Writing Craft - Genres

 

 

Planting Clues in Mystery  

By Mary Rosenblum

 

            A mystery needs clues.  It’s not enough to have your Inspector stand up on the last page and grandly tell us how the murderer did it.  Yes, Sherlock Holmes did that, but you’re going to have to do it better than Conan Doyle if you want to get away with it.

            You’re in a race with the reader.  The readers are trying to guess what will happen.  You’re trying to spring that ‘whodunnit’ on the readers before they guess.  Who will win?  Those readers really don’t want to guess…they want to be surprised.  But they want that sporting chance to beat you and get there ahead of you.  Ideally, you have planted just enough clues, you have sneaked in just enough hints, that when you unveil that ‘whodunnit’, your readers sigh Oh, I should have guessed!  That gives you a satisfied reader!

 

Walk The Fine Line

          A clue too many tips off your readers.  Seasoned mystery readers are very savvy about clues.  They keep an eye out for details that stand out, a character’s suspicious interest in something…they know all the tricks.  It’s up to you to outfox them.  If your Main Character keeps noticing that old wall that sort of looks like maybe someone boarded up a door…your readers will be way ahead of you when your MC grabs that sledge hammer and pounds open the hidden door.  Ho hum, we’ve known that stupid room was back there for pages now!   But if your MC suddenly, in the final chapter, gets a sledge hammer and smashes open the door and nobody has even looked at that wall or supposed that the house is just a little too big for the number of rooms….those same readers will grumble, Oh yeah, like the idea just sprang into his head.  Planted by aliens, perhaps…

 

Hide it In Plain Sight

            So how do you plant the clues that the reader will need and still hide it from those zealous mystery-reader eyes?  Ever watched a good  magician work?  Those flowers really didn’t sprout from his sleeve, the doves weren’t in his hat.  They were right there in front of you all the time, but he made you not see them.   You’re going to do the same tricks with your readers.  So we have to let our readers know that a secret door exists in the wall.  When it is broken open, the explanation for the murder will be evident.  If one of your characters peers at the wall and mentions that it seems to be new construction…uh oh.  Those sharp mystery readers will think false wall in a heartbeat. 
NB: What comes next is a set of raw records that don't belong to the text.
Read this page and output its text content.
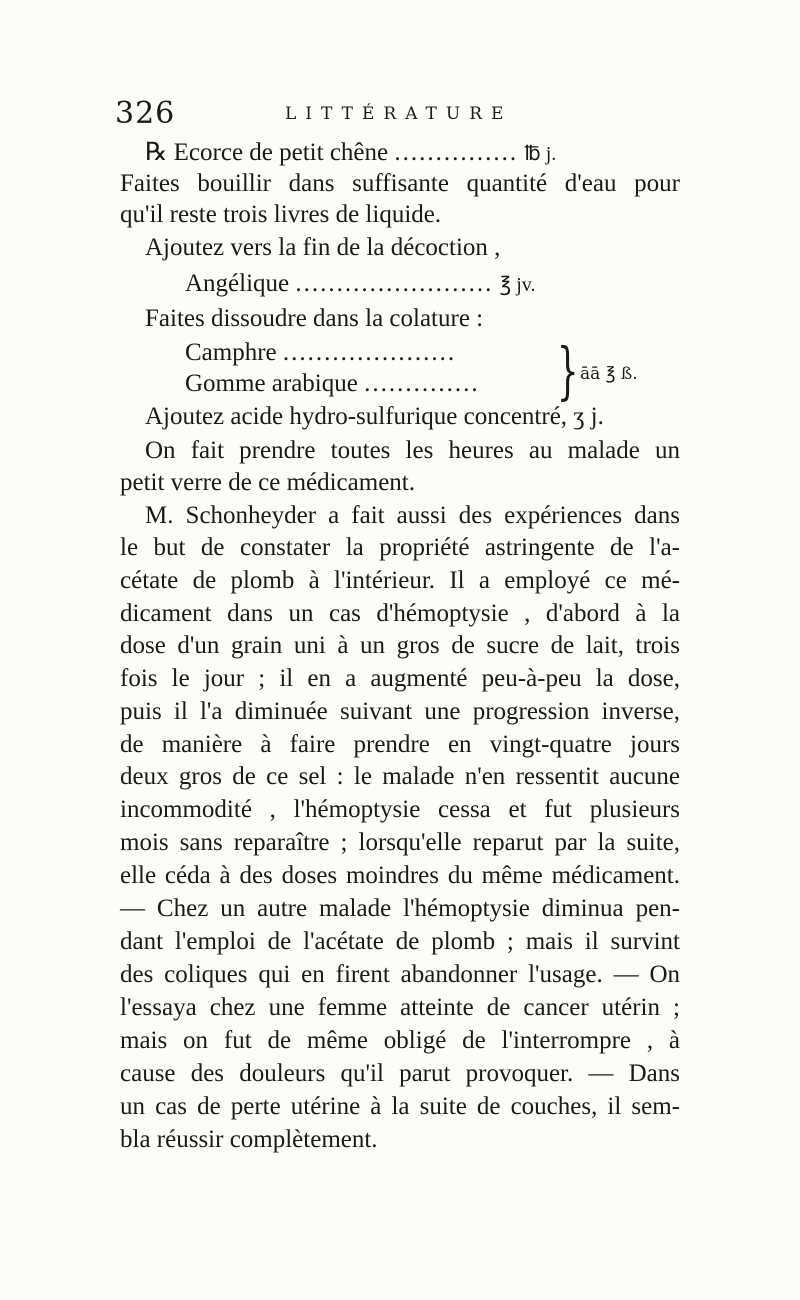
326	LITTÉRATURE
℞ Ecorce de petit chêne ............... ℔ j.
Faites bouillir dans suffisante quantité d'eau pour
qu'il reste trois livres de liquide.
Ajoutez vers la fin de la décoction ,
Angélique ........................ ℥ jv.
Faites dissoudre dans la colature :
Camphre .....................
Gomme arabique .............. } āā ℥ ß.
Ajoutez acide hydro-sulfurique concentré, ʒ j.
On fait prendre toutes les heures au malade un
petit verre de ce médicament.
M. Schonheyder a fait aussi des expériences dans
le but de constater la propriété astringente de l'a-
cétate de plomb à l'intérieur. Il a employé ce mé-
dicament dans un cas d'hémoptysie , d'abord à la
dose d'un grain uni à un gros de sucre de lait, trois
fois le jour ; il en a augmenté peu-à-peu la dose,
puis il l'a diminuée suivant une progression inverse,
de manière à faire prendre en vingt-quatre jours
deux gros de ce sel : le malade n'en ressentit aucune
incommodité , l'hémoptysie cessa et fut plusieurs
mois sans reparaître ; lorsqu'elle reparut par la suite,
elle céda à des doses moindres du même médicament.
— Chez un autre malade l'hémoptysie diminua pen-
dant l'emploi de l'acétate de plomb ; mais il survint
des coliques qui en firent abandonner l'usage. — On
l'essaya chez une femme atteinte de cancer utérin ;
mais on fut de même obligé de l'interrompre , à
cause des douleurs qu'il parut provoquer. — Dans
un cas de perte utérine à la suite de couches, il sem-
bla réussir complètement.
            There are a couple of ways to hide those clues in plain sight.  One is to offer a plausible explanation for the clue.  Oh, yes, the wife of the manor owner says negligently.  The old wall was crumbling and full of mold.  Archibald – such a marvelous and talented decorator – suggested we simply build a faux wall over it.  We did it upstairs, too.”  She grabbed him by the sleeve.  “Have you looked into the small study?  Let me show you.  The bamboo grass wall cover is so lovely.  It cost a fortune of course…”  The comment about the new construction was casual, you bury it in the wife’s gushing about the various things her beloved decorator had them do (your readers are snickering about how he has taken them for tons of money) and while they are snickering, they forget about that ‘faux wall’ in the parlor.

            Another method is to distract the readers with a strong dramatic element.  Our amateur sleuth, visiting a friend at a nursing home where several people have died suspiciously, waits outside for a friend to meet her.  She begins to chat casually with an aide.  They talk casually about their childhood fantasy worlds.  She pretended to be a female Tarzan, he tells her about a magic well that helped him.  Then the friend arrives and is upset and the scene climaxes with a dramatic revelation by the friend.  But later, when the aide turns out to be the murderer, our amateur sleuth will remember his fervent tone when he talked about that well and how it helped him, and she’ll look there to save the home resident he has kidnapped.

            The arrival of the friend and the subsequent climax with that revelation took reader attention away from the aide’s talk about the well.  It slips past reader awareness only to surface alter when the POV thinks of the well as a place to look for the missing resident.   We have successfully distracted the reader with an event that had more dramatic power than the revelation of the aide.  If nothing more had occurred in that scene, readers would have noticed the interchange.  Hmm, they would have thought, why is this guy talking about a well?  Could it be important?  Could it be a clue?  But because something else more dramatic happened, reader attention was drawn to that event.  The mention of the well was forgotten.  Nothing important….

 

Be Sneaky

            So sneak those clues in there.  Create reasonable explanations (at the time) that your readers will see through later.  Or slips them in while your readers are distracted by more dramatic events.  But be sure to plant a few so that readers don’t feel that you ‘cheated’ and didn’t let them play the ‘guess the end’ game at all!

            The best way to find out if you succeeded with your sleight of hand is to give your mystery to a mystery reader to read.  Ask them to tell you honestly when they figured out who did it.  If they figure it out early on…that’s bad.  If they don’t figure it out until the end…you’ve done great! 

            So practice that sleight of hand…and make yourself a bunch of adoring fans.